A woodland is a habitat where trees are the dominant plant form. The individual tree canopies generally overlap and interlink, often forming a more or less continuous canopy which shades the ground to varying degrees.
However, woodlands are not just trees!
Depending on the amount of light reaching the ground through the tree canopy, there will be a great variety of other plants. These will include mosses, ferns and lichens, as well as small flowering herbs, grasses and shrubs. The more different kinds of plants there are, the greater the animal diversity will be in the woodland. This will range from a variety of herbivores feeding on the different plants, to the carnivores which they provide food for. Plenty of rotting wood and decaying leaf litter offer an alternative food source for a staggering variety of invertebrates. The sheer quantity of dead organic material present means that a wealth of decomposing organisms, such as fungi and bacteria also occur in woods.
A woodland which is planted, rather than having arisen naturally, is termed a plantation.

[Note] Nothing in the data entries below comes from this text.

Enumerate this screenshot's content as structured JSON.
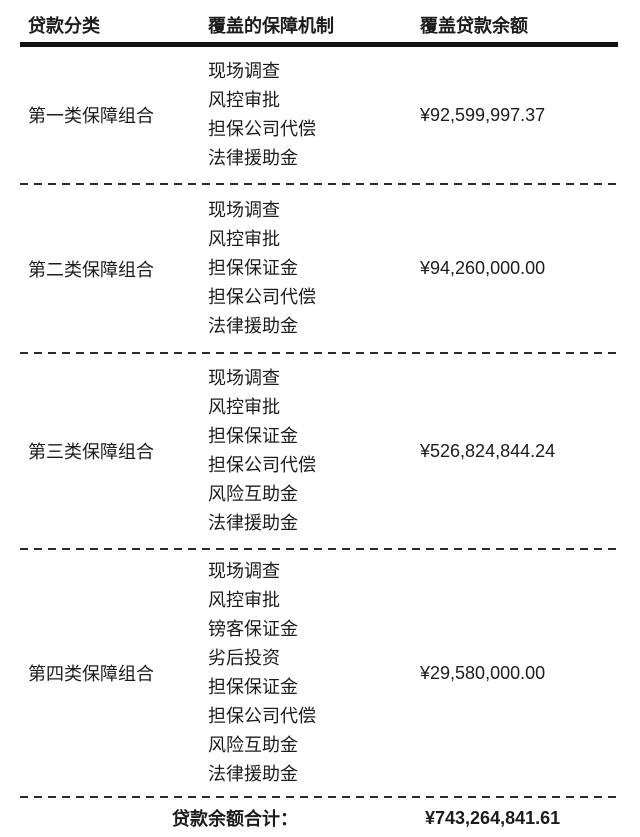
{
  "table": {
    "columns": [
      {
        "label": "贷款分类"
      },
      {
        "label": "覆盖的保障机制"
      },
      {
        "label": "覆盖贷款余额"
      }
    ],
    "rows": [
      {
        "category": "第一类保障组合",
        "mechanisms": [
          "现场调查",
          "风控审批",
          "担保公司代偿",
          "法律援助金"
        ],
        "balance": "¥92,599,997.37"
      },
      {
        "category": "第二类保障组合",
        "mechanisms": [
          "现场调查",
          "风控审批",
          "担保保证金",
          "担保公司代偿",
          "法律援助金"
        ],
        "balance": "¥94,260,000.00"
      },
      {
        "category": "第三类保障组合",
        "mechanisms": [
          "现场调查",
          "风控审批",
          "担保保证金",
          "担保公司代偿",
          "风险互助金",
          "法律援助金"
        ],
        "balance": "¥526,824,844.24"
      },
      {
        "category": "第四类保障组合",
        "mechanisms": [
          "现场调查",
          "风控审批",
          "镑客保证金",
          "劣后投资",
          "担保保证金",
          "担保公司代偿",
          "风险互助金",
          "法律援助金"
        ],
        "balance": "¥29,580,000.00"
      }
    ],
    "footer": {
      "label": "贷款余额合计：",
      "total": "¥743,264,841.61"
    }
  },
  "colors": {
    "background": "#ffffff",
    "text": "#1c1c1c",
    "rule": "#111111",
    "dash": "#2b2b2b"
  }
}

Plantations managed for timber production (forestry) are sometimes called 'forests' in common usage. In England, the term 'Forest' (capital F) refers to an area where the King/Queen has the right to keep deer and to make Forest Laws.
|Woodlands vary greatly depending on the dominant tree
species making up the wood, as well as on the spacing between individual trees. These two
factors will determine the amount of light penetrating through the main leaf canopy and
reaching the woodland floor. The more light available beneath the trees, the greater the
number of other plant species which will also be able to grow within the woodland.
In woodlands, tree spacing is determined naturally as a result of competition between individual tree seedlings for necessities such as space, light, nutrients and water. In plantations, the spacing will be determined by how close together the trees were originally planted and whether any of the intermediate trees have been cut down (thinned). Plantations of young coniferous trees prior to thinning are often very dark places. This is because the trees are planted close together to discourage the growth of other competing plant species.
If there is sufficient light penetrating to the woodland floor, it is likely that there will also be a variety of ferns and grasses, together with wonderful carpets of herbs such as spring-flowering Bluebells, Wood Anemones, Primroses and Violets.